Dress for success . . . or at least for less disrespect
Tomorrow, you have an interview for a new job. Your only nice-looking shirt is stained.
YOU:
Buy a new shirt at Goodwill so you make a good impression. Lose money asset
Get as much of the stain out as you can and hope it works and is dry in time for your appointment. Lose time & energy asset
(gettin’ by game scenario taken from the real life of an hourly worker in the U.S.)
For a job interview, you want to look your best, but for a doctor’s appointment? Dressing up for medical care might not occur to higher-income people but low-income and Black people, in a recent California study, reported carefully choosing their clothes, words, and manners – all in hopes to, as one respondent said, “protect [themselves] from being treated unfairly.” Almost a third said they pay special attention to how they dress; 35% modify their speech or behavior to put doctors at ease. (Kaiser Health News has an excellent summary of the study.)
Though medical care does not play a big role in health status^, a person who needs medical care needs it no matter whether their clothes are clean or dirty. That we humans judge others’ appearance is not surprising; it’s a shortcut our brains use all the time. That these judgments interfere with what medical care a person gets is a short step from horrifying.
Low-income patients report distrust in medical providers. People who distrust the health system are more likely to report having poor health. (Nifty, simple study on this topic.) If you do not trust the doctor who won’t make eye contact with you, you probably do not trust the advice and medicines they recommend either.

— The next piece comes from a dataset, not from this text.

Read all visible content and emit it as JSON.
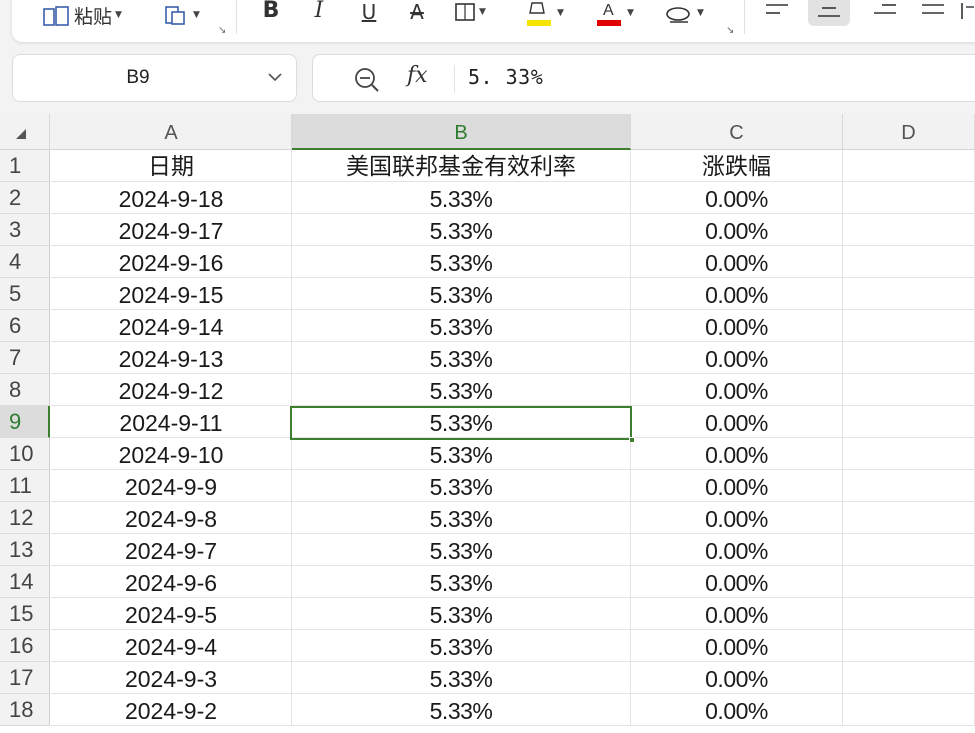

Fabric is one of the nine evidence-based F’s that gettin’ by training addresses. For example, a well-intentioned professional may encourage someone to take advantage of a food pantry or a health clinic. And the person may avoid going, even if they could benefit from the food or clinic, dreading the poor treatment.
Disrespect may be subtle like the food pantry volunteer silently double-checking that a person has only the allotted number of bags. Or it can be so blatant that it literally knocks you over. Donna Beegle recently posted that her daughter was physically removed from a store on suspicion that she was going to steal things. According to the store manager, her clothes (which were not dirty) were the telltale sign.
The human brain will keep working the way it does, which includes a quick scan and assessment of other people. It’s evolved to do this. Being aware of and slowing down these brain shortcuts is the first step to relating differently to one another.
^Medical care’s small role may seem counterintuitive, but it is simply crowded out by many other things such as being treated respectfully at work or having a sense of agency over one’s day and home. For example, a person’s boss creates the environment for half his waking hours; this has much more influence over a person’s health than medical care.